Winkler 2023 — Dermatologists cooperating with a CNN: prospective clinical study
Citation
Winkler JK, Blum A, Kommoss K, Enk A, Toberer F, Rosenberger A, Haenssle HA. Assessment of Diagnostic Performance of Dermatologists Cooperating With a Convolutional Neural Network in a Prospective Clinical Study: Human With Machine. JAMA Dermatol. 2023 Jun 1;159(6):621–627. DOI: 10.1001/jamadermatol.2023.0905. PMID 37133847.

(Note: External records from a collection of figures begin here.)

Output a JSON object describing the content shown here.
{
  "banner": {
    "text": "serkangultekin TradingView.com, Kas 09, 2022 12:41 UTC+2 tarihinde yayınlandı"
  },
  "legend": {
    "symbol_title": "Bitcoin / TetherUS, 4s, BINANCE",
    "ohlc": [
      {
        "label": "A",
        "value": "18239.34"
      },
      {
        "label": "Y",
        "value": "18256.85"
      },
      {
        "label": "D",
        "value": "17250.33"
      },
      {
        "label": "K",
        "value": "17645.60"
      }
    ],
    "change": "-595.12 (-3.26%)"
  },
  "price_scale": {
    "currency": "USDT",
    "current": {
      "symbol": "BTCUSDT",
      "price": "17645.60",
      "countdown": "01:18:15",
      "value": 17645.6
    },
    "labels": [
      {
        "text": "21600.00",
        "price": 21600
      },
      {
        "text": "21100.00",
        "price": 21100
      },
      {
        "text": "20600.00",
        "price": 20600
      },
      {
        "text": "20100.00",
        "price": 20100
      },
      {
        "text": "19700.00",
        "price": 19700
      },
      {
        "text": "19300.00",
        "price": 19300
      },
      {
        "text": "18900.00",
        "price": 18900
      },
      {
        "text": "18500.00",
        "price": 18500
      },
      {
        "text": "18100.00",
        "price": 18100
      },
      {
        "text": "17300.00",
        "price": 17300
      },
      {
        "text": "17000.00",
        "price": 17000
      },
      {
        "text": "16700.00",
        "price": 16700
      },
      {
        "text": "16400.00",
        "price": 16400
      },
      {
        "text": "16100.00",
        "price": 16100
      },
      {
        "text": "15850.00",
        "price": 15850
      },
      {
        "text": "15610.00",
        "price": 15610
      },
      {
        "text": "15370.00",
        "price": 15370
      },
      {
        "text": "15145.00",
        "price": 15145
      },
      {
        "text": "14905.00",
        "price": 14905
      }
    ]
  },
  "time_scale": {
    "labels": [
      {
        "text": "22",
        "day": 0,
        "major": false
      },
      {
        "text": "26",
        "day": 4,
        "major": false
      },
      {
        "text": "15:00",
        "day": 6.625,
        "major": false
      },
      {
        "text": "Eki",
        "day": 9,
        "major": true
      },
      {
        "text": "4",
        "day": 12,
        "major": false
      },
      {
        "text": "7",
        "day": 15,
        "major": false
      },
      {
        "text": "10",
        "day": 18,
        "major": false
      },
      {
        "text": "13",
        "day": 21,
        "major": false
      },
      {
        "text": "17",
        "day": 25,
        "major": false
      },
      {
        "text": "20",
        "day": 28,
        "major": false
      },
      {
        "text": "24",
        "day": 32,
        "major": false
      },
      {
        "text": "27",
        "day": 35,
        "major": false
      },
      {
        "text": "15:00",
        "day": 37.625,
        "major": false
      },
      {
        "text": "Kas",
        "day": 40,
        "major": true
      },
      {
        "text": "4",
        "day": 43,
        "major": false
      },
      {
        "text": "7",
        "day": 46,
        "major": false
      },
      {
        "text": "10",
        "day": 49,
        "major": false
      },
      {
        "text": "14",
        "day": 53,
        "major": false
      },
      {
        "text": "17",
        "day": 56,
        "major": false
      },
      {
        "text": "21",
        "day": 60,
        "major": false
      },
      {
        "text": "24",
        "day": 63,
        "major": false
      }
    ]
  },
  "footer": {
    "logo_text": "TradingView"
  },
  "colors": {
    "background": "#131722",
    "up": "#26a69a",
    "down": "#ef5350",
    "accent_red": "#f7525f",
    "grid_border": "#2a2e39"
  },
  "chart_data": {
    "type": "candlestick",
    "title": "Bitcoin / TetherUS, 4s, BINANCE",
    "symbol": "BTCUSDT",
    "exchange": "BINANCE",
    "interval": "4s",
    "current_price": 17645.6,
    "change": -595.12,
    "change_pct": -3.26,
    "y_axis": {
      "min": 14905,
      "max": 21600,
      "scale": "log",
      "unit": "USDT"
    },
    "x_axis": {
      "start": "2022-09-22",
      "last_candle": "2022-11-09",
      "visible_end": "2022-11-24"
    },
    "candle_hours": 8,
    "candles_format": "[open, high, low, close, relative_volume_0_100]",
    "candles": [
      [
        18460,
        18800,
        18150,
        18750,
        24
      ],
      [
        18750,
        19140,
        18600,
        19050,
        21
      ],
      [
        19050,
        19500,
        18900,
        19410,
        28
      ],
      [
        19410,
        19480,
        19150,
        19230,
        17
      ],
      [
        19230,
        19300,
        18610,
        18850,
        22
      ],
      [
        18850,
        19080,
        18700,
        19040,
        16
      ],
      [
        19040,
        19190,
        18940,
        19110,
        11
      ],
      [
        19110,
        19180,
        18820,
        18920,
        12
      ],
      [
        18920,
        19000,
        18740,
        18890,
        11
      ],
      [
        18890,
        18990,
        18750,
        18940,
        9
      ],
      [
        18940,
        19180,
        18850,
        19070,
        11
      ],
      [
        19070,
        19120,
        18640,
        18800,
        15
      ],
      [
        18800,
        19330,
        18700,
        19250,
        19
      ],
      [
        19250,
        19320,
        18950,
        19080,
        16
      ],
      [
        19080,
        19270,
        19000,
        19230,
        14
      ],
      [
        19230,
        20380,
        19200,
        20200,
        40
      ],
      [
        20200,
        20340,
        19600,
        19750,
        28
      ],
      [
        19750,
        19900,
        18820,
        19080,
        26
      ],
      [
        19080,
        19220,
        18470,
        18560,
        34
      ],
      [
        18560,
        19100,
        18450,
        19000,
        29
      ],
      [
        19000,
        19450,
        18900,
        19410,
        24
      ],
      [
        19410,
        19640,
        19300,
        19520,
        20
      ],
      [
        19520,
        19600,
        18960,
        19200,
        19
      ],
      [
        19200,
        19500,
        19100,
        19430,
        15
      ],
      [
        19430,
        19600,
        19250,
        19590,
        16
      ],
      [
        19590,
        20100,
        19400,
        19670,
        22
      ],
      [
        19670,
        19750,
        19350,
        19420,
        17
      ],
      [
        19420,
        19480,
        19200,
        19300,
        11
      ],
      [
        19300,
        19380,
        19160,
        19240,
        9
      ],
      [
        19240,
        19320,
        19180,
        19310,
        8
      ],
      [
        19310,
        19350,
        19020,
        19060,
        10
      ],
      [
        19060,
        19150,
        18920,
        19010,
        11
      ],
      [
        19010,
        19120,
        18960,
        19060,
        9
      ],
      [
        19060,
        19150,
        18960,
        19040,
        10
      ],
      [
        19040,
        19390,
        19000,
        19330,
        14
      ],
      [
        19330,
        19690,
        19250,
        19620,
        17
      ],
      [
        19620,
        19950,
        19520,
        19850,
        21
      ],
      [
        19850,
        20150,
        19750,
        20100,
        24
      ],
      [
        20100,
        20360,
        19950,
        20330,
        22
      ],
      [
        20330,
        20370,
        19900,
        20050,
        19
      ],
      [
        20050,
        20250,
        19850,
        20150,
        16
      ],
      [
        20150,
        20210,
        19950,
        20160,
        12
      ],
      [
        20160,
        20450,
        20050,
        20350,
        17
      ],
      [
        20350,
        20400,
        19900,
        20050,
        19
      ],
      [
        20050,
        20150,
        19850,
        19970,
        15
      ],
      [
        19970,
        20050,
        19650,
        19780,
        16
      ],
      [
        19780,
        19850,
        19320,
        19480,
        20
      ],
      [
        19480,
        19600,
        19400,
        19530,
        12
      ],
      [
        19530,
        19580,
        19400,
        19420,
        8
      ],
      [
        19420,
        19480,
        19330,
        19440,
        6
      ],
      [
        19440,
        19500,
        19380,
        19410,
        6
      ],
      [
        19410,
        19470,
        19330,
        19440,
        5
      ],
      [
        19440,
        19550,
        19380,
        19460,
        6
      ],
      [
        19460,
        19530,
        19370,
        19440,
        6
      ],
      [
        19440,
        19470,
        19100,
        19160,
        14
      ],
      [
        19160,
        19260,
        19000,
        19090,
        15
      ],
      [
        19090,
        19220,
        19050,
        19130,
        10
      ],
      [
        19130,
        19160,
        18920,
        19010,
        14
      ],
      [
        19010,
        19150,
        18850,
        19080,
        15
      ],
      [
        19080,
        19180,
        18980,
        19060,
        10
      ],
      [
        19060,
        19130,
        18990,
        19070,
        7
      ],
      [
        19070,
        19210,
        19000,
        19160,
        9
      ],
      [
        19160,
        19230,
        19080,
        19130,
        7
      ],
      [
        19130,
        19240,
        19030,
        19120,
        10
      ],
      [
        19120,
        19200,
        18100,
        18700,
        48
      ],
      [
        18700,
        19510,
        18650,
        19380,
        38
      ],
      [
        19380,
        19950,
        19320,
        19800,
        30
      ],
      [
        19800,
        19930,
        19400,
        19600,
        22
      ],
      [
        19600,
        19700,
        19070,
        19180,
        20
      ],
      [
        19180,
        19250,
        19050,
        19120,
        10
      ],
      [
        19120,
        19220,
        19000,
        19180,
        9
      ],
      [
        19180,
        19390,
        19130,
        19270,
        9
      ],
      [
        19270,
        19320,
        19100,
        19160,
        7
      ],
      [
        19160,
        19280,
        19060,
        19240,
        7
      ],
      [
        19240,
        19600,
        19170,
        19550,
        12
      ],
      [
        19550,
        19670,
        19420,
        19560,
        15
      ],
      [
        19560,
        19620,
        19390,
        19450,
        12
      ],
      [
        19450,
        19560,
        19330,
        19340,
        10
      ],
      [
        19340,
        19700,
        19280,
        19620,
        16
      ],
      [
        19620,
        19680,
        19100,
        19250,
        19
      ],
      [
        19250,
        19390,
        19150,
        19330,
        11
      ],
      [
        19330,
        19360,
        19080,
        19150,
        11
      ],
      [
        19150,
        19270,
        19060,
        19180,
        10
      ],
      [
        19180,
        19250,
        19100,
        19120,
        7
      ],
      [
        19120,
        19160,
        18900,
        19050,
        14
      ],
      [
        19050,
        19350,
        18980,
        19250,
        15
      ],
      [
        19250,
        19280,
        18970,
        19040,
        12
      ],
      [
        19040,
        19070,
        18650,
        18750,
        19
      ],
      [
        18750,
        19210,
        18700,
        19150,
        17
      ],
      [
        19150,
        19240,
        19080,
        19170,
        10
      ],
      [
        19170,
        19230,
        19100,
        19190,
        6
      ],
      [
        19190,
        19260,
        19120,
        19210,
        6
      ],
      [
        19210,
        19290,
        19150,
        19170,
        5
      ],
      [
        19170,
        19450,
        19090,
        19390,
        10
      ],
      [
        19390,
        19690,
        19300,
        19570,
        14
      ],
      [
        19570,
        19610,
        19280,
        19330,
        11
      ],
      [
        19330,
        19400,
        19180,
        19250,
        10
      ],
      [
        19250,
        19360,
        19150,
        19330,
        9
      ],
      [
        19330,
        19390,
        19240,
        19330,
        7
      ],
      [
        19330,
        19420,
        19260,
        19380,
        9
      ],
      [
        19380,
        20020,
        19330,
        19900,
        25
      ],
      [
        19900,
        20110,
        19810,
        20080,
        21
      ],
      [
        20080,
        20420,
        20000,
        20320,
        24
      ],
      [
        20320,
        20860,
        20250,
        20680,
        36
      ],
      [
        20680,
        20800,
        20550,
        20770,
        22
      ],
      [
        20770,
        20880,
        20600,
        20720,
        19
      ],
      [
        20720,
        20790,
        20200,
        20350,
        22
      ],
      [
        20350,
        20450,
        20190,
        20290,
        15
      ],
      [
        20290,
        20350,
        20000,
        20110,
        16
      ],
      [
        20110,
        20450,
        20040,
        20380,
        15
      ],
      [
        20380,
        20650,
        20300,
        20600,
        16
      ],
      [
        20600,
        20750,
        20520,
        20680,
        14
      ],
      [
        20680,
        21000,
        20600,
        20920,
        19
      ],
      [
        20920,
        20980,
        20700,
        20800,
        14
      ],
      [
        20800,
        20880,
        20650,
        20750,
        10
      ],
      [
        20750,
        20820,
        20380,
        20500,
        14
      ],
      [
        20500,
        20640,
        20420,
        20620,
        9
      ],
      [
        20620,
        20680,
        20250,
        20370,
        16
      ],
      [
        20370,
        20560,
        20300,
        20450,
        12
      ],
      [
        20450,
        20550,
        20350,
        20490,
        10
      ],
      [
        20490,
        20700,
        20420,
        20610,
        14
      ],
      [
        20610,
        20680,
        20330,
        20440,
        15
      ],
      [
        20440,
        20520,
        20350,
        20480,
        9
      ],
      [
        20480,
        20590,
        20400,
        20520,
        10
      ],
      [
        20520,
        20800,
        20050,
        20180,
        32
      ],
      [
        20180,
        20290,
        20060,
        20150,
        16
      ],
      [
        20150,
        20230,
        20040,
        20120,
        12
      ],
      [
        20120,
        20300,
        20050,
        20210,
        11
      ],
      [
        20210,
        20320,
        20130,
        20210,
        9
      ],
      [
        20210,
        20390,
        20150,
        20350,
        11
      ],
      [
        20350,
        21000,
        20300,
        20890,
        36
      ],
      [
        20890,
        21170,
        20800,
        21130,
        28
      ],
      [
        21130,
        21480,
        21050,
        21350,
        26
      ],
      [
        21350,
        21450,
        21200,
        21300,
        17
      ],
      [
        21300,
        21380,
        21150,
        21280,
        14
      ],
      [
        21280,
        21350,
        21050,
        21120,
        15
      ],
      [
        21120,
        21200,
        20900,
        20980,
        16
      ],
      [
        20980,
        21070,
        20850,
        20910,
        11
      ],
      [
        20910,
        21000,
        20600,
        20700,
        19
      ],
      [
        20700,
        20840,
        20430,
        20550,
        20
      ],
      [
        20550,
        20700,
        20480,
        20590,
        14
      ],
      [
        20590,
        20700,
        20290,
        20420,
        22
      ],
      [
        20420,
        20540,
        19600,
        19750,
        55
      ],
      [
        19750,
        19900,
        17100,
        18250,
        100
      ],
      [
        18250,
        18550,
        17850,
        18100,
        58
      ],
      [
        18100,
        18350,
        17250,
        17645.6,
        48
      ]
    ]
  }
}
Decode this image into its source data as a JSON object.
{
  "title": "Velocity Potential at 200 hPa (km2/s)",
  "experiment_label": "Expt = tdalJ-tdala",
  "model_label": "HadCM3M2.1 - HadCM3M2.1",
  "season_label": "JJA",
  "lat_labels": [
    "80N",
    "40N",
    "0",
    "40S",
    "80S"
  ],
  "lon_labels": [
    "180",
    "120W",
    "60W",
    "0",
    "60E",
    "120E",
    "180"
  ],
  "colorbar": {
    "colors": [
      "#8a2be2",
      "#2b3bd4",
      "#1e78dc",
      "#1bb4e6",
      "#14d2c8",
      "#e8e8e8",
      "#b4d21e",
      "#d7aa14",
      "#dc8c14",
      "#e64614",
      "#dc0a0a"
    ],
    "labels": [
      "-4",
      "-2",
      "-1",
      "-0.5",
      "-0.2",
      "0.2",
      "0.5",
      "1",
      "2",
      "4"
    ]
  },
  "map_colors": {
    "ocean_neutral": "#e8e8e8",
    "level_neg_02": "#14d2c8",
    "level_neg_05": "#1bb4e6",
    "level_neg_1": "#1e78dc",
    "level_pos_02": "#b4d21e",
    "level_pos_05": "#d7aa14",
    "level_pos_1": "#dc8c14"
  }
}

Study design and population
Prospective two-centre clinical study. 22 dermatologists evaluated 228 suspect melanocytic lesions with and without market-approved CNN support (Moleanalyzer Pro, FotoFinder). Histopathological reference available for 54.8 % of lesions.
Reported metrics
- Sensitivity: dermatologist alone 84.2 % (95 % CI 69.6–92.6) → with CNN 100.0 % (95 % CI 90.8–100.0); p = 0.03
- Specificity: 72.1 % → 83.7 %; p < 0.001
- ROC AUC: 0.895 (95 % CI 0.836–0.954) → 0.968 (95 % CI 0.948–0.988); p = 0.005
- CNN guidance reduced unnecessary excision of benign nevi by 19.2 %
Surrogate-to-outcome linkage
Prospective, real-world evidence that AI-assisted diagnostic accuracy translates into a measurable reduction in unnecessary procedures (19.2 % fewer benign excisions) while simultaneously eliminating missed melanomas. Closes the loop from accuracy surrogate to the patient-relevant iatrogenic-harm outcome.
CRIT1–7 appraisal
| Criterion | Score | Justification |
|---|---|---|
| CRIT1 Relevance | 3 | Prospective clinical study of CE-marked CNN in the intended clinician-supervised workflow. |
| CRIT2 Methodology | 3 | Prospective, two-centre; within-subject before-after design; histopathology reference. |
| CRIT3 Reporting | 3 | Sensitivity, specificity, AUC with 95 % CIs and p-values reported. |
| CRIT4 Applicability | 3 | Direct match — dermatologist + CNN in real clinical workflow. |
| CRIT5 Evidence weight | 2 | Prospective clinical study (not RCT, not meta-analysis). |
| CRIT6 Risk of bias | 2 | Within-subject design; two-centre; histopathology available for 54.8 % only. |
| CRIT7 Contribution | 3 | Core anchor — links accuracy uplift to reduced benign excisions, a patient-relevant outcome. |
Aggregate: very strong.
Limitations and notes
Two-centre design; histopathology partial; industry-affiliated device developer in author list.
Strength as anchor
Very strong — one of the few prospective real-world studies quantifying the patient-relevant outcome (avoided benign excisions) downstream of AI-supported accuracy. Complements Tschandl 2020 (simulated reader) with real-deployment evidence.